Almost half a century ago, in this very journal, Richard Herrnstein (1961) published his seminal paper “Relative and absolute strength of response as a function of frequency of reinforcement.” Herrnstein showed that in the steady state the proportion of responding on a schedule was equal to the proportion of reinforcement obtained on that schedule: the matching law.
Besides introducing to researchers one of the great quantitative regularities in psychology, this influential paper put front and center the topic of choice in behavior analysis. It also set the terms under which choice would be studied for the next 40 years: steady state behavior, and molar variables. In his paper, Herrnstein was concerned with the asymptotic behavior that emerges after an organism has been exposed to the same schedule conditions for a period of several days, not by the way the moment-to-moment interaction between the organism and its environment lead to those asymptotic performances. The contingencies of reinforcement to which the pigeons were exposed were stable, both in the sense that they prevailed over long periods of time and in the sense that, given the feedback function in concurrent variable-interval (VI) schedules, the experienced reinforcement rate ratio was relatively independent of the animal's response distribution.

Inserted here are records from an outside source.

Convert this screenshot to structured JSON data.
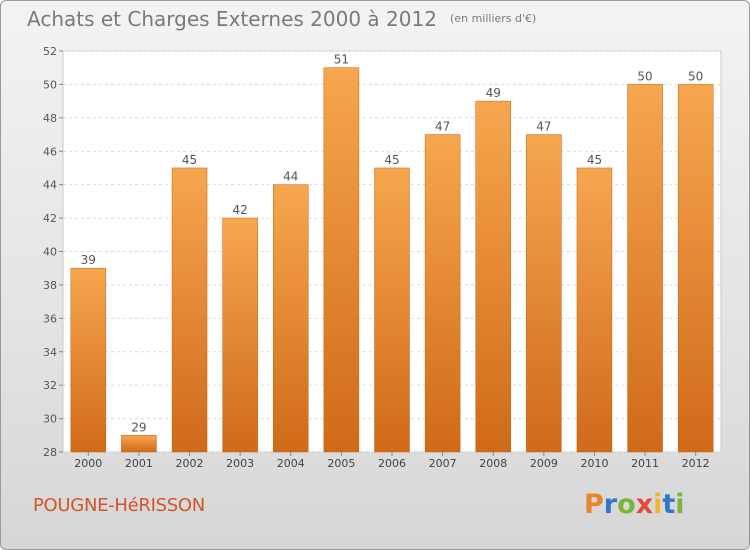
{
  "title": "Achats et Charges Externes 2000 à 2012",
  "unit_note": "(en milliers d'€)",
  "commune": "POUGNE-HéRISSON",
  "logo": {
    "text": "Proxiti",
    "letters": [
      "P",
      "r",
      "o",
      "x",
      "i",
      "t",
      "i"
    ]
  },
  "colors": {
    "bar_top": "#f7a650",
    "bar_bottom": "#cf6a18",
    "commune": "#d4542a"
  },
  "chart_data": {
    "type": "bar",
    "categories": [
      "2000",
      "2001",
      "2002",
      "2003",
      "2004",
      "2005",
      "2006",
      "2007",
      "2008",
      "2009",
      "2010",
      "2011",
      "2012"
    ],
    "values": [
      39,
      29,
      45,
      42,
      44,
      51,
      45,
      47,
      49,
      47,
      45,
      50,
      50
    ],
    "data_labels": [
      "39",
      "29",
      "45",
      "42",
      "44",
      "51",
      "45",
      "47",
      "49",
      "47",
      "45",
      "50",
      "50"
    ],
    "ylim": [
      28,
      52
    ],
    "yticks": [
      28,
      30,
      32,
      34,
      36,
      38,
      40,
      42,
      44,
      46,
      48,
      50,
      52
    ],
    "ytick_labels": [
      "28",
      "30",
      "32",
      "34",
      "36",
      "38",
      "40",
      "42",
      "44",
      "46",
      "48",
      "50",
      "52"
    ],
    "grid": true,
    "xlabel": "",
    "ylabel": ""
  }
}
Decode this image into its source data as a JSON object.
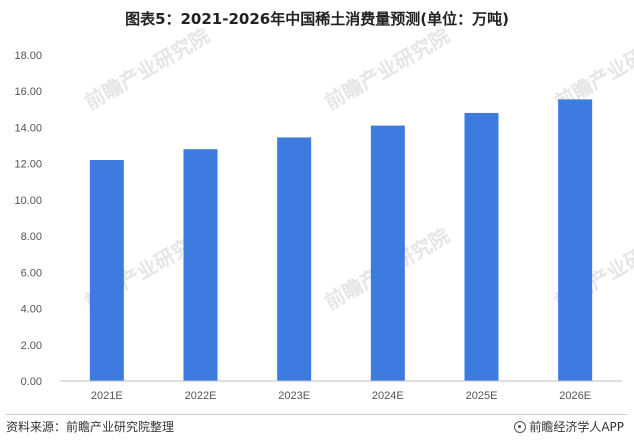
{
  "chart_data": {
    "type": "bar",
    "title": "图表5：2021-2026年中国稀土消费量预测(单位：万吨)",
    "categories": [
      "2021E",
      "2022E",
      "2023E",
      "2024E",
      "2025E",
      "2026E"
    ],
    "series": [
      {
        "values": [
          12.2,
          12.8,
          13.45,
          14.1,
          14.8,
          15.55
        ]
      }
    ],
    "ylim": [
      0,
      18
    ],
    "yticks": [
      "0.00",
      "2.00",
      "4.00",
      "6.00",
      "8.00",
      "10.00",
      "12.00",
      "14.00",
      "16.00",
      "18.00"
    ],
    "grid": false,
    "bar_color": "#3d7be0",
    "axis_color": "#bfbfbf"
  },
  "watermark": "前瞻产业研究院",
  "footer": {
    "source": "资料来源：前瞻产业研究院整理",
    "brand": "前瞻经济学人APP",
    "brand_icon": "qianzhan-logo-icon"
  }
}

With few exceptions (e.g., Shimp, 1966; Staddon, Hinson, & Kram, 1981), these features of Herrnstein's paper have dominated the booming field of operant choice behavior that it launched. Part of the reason is technical: before digital technology became commonplace, the only convenient method of recording moment-by-moment changes in behavior was Skinner's cumulative recorder. But the molar approach was also favored because for many years it succeeded. Many new relations were found, many intriguing puzzles solved.
But as technology improved, a more molecular, moment-by-moment level of analysis began to gain traction: Research appeared that looked at the effect of individual reinforcers on choice performance (e.g., Aparicio & Baum, 2009; Davison & Baum, 2000; Corrado, Sugrue, Seung, & Newsome, 2005; Lau & Glimcher, 2005), that tried to characterize behavior in transition before it reached its asymptotic state (i.e., Banna & Newland, 2009; Bailey & Mazur, 1990; Cerutti & Staddon, 2004; Gallistel, Mark, King, & Latham, 2001), or that studied behavior in unstable environments, due either to frequent changes in the contingencies of reinforcement (i.e., Davison & Baum, 2000; Grace & McLean, 2006) or to the schedule's feedback function (i.e., Palya & Allan, 2003).
These are topics that also will be addressed by the seven articles in this Special Section. Baum's paper provides an overview of his previous research with Michael Davison on the effect of individual reinforcers on choice in unstable environments, casting it in a more general framework, which tries to reconcile a molar approach with the study of the dynamics of choice, while Rodewald, Hughes, and Pitts revisit them in their contribution. In their paper, Davison, Marr, and Elliffe explore complex feedback functions where the behavior of the animal has a major impact on the experienced reinforcement rate. Kyonka and Grace's contribution continues the exploration by Randy Grace and his colleagues (e.g., Grace & McLean, 2006) of concurrent chain schedules where the fixed-interval (FI) terminal links vary randomly from session to session. The paper by Christensen and Grace provides a theoretical framework for conceptualizing those results. McDowell and Popa show how molar regularities such as the matching law could emerge from the local action of a selection-by-reinforcement principle. And Staddon, MacPhail, and Padilla provide another example of simple dynamical modeling.
The study of the dynamics of choice is very recent in behavior analysis. Hence, the basic facts are not yet fully established. There is no agreement yet about models. Even the questions that should be addressed by researchers are far from settled. Many laboratories have been following their own line, with little effort to integrate their efforts with the work of others. Perhaps this is to be expected in a still-young field. We hope that this issue of JEAB, by bringing together contributions from different perspectives on the dynamics of operant behavior, will help stimulate more research and encourage a more integrative approach to this important topic.